– Ukraińskie wojska prawie całkowicie wyparły separatystów z terenu lotniska w Doniecku, wokół którego od miesięcy toczone są ciężkie walki – oświadczył rzecznik Rady Bezpieczeństwa Narodowego i Obrony (RBNiO) Andrij Łysenko.
– Mimo masowych ostrzałów dokonywanych przez terrorystów na nasze pozycje wojskowe udało się obronić ten strategicznie ważny obiekt przed bojownikami. Bez względu na intensywny ogień ze strony przeciwnika trwa ewakuacja rannych – powiedział rzecznik.
Jak poinformował Łysenko, w walkach z separatystami w ciągu ostatniej doby zginęło czterech ukraińskich żołnierzy, a 32 zostało rannych.
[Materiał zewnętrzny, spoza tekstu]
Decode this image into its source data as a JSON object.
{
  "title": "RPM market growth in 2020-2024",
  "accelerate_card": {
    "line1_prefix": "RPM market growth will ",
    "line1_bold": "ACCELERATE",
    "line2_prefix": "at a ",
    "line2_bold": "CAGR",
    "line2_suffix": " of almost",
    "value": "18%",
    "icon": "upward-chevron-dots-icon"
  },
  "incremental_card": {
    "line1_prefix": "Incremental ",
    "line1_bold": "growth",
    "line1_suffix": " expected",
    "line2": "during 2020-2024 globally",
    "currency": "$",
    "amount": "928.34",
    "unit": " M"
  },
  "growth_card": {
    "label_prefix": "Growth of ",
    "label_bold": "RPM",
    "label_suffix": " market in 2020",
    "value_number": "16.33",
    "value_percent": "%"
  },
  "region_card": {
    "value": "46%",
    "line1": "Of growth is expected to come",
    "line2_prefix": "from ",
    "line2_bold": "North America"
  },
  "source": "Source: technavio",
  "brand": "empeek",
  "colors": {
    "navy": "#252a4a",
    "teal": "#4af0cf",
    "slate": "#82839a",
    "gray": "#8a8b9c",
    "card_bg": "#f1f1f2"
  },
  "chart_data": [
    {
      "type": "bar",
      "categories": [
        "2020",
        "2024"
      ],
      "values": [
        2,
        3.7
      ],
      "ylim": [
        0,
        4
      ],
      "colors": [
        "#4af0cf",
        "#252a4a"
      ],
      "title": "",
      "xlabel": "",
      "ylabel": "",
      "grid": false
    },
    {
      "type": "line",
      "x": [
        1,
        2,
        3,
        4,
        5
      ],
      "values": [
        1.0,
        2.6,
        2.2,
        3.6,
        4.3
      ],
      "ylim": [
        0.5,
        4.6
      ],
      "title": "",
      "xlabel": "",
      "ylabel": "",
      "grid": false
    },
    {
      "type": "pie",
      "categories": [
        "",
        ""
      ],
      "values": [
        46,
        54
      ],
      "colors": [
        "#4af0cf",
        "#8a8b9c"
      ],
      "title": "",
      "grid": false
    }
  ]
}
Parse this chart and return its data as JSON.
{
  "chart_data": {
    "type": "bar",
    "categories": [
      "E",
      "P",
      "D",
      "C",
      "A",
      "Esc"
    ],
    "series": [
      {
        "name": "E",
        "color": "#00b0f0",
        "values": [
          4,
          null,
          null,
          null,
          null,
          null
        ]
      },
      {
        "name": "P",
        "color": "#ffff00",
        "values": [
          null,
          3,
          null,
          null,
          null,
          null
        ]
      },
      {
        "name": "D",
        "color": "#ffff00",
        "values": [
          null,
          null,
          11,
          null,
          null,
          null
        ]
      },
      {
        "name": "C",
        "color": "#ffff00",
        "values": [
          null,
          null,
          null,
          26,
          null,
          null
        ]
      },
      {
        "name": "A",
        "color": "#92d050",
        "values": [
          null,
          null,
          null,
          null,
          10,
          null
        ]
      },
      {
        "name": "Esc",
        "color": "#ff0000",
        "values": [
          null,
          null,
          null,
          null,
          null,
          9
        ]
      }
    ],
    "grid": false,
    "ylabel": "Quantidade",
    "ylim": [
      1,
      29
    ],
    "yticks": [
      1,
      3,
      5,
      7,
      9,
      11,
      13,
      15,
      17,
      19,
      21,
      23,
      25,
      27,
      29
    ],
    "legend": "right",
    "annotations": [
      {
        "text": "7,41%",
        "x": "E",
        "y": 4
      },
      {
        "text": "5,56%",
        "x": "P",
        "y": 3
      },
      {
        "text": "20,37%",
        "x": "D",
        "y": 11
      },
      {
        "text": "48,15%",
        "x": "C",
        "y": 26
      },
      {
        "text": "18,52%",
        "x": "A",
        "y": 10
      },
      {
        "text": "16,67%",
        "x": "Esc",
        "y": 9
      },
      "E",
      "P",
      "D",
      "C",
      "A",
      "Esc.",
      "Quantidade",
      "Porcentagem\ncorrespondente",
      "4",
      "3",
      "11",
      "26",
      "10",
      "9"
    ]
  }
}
Rzecznik zaznaczył, że od soboty ugrupowania separatystów ostrzeliwały dzielnice mieszkalne Doniecka i położonych obok miejscowości. Tak było m.in. w Artemiwsku, mieście Marjinske i Jasynuwata, a także w rejonie Popasnej w obwodzie ługańskim.
Wcześniej doradca prezydenta Petra Poroszenki Jurij Biriukow ogłosił, że ukraińskie wojska zgrupowane na zachód od Doniecka otrzymały rozkaz otwarcia ognia na pozycje prorosyjskich separatystów z tzw. Donieckiej Republiki Ludowej.
W mediach i serwisach społecznościowych pojawiły się informacje, że armia ruszyła w głąb zajmowanego przez rebeliantów Doniecka, jednak dowództwo rządowej operacji antyterrorystycznej zaprzeczyło tym doniesieniom.
Na wschodniej Ukrainie zgodnie z porozumieniami pokojowymi zawartymi we wrześniu w Mińsku powinno obowiązywać zawieszenie broni.